Questions fréquentes
Peut-on dormir normalement avec tous les fils ?
La nuit peut être moins habituelle, mais beaucoup de personnes dorment suffisamment pour une analyse. Le compte rendu précise la durée de sommeil et les limites techniques.
La polysomnographie fait-elle mal ?
Non : les capteurs enregistrent et ne stimulent pas. La fixation peut toutefois être inconfortable ou irriter temporairement une peau sensible.

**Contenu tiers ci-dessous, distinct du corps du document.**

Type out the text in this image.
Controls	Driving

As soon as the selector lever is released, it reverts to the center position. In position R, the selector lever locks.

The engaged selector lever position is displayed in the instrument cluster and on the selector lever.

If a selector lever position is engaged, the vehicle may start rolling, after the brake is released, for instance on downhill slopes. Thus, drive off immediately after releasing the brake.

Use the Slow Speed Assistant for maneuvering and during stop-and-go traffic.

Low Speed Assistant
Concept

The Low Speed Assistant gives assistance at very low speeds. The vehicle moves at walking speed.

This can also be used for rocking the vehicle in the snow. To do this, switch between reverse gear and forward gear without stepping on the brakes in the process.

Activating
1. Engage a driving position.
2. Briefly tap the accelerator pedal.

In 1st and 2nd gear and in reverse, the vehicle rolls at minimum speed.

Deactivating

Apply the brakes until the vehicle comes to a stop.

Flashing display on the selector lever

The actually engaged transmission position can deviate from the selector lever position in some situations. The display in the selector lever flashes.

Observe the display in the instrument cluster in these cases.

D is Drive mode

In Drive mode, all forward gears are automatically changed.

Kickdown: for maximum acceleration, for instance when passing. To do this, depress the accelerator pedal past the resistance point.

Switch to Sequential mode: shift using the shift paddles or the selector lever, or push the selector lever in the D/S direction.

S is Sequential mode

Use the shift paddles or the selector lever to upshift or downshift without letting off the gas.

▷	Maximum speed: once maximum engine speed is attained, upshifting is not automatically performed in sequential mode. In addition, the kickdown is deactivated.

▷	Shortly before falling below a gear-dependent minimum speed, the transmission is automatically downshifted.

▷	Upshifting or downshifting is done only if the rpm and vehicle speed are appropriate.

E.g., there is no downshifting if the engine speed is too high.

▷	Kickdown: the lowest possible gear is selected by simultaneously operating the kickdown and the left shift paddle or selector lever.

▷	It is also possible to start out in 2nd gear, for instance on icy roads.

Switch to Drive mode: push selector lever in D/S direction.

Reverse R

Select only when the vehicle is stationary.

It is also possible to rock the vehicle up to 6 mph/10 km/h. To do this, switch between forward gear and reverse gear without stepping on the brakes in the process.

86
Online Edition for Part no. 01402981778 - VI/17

Obtient-on les résultats le matin ?
Pas nécessairement. Les signaux doivent être vérifiés, cotés et interprétés. Le délai et le mode de restitution dépendent du centre.
Une seule nuit suffit-elle toujours ?
Souvent, mais pas toujours. La qualité de l’enregistrement, la variabilité du trouble et la question clinique déterminent si un complément est nécessaire.
Une montre connectée peut-elle remplacer l’examen ?
Non. Une montre estime principalement le sommeil à partir du mouvement et de signaux optiques ; elle ne reproduit pas le montage clinique complet.
À retenir
- La PSG associe EEG, mouvements oculaires, tonus musculaire, respiration, oxygène et rythme cardiaque.
- Elle est plus complète qu’une polygraphie respiratoire, mais n’est pas systématiquement le meilleur premier examen.
- Les consignes du centre et du prescripteur priment, surtout pour les médicaments.
- Un indice isolé ne suffit pas : le compte rendu doit être interprété dans le contexte clinique.
- Une montre ou une application ne remplace pas une polysomnographie diagnostique.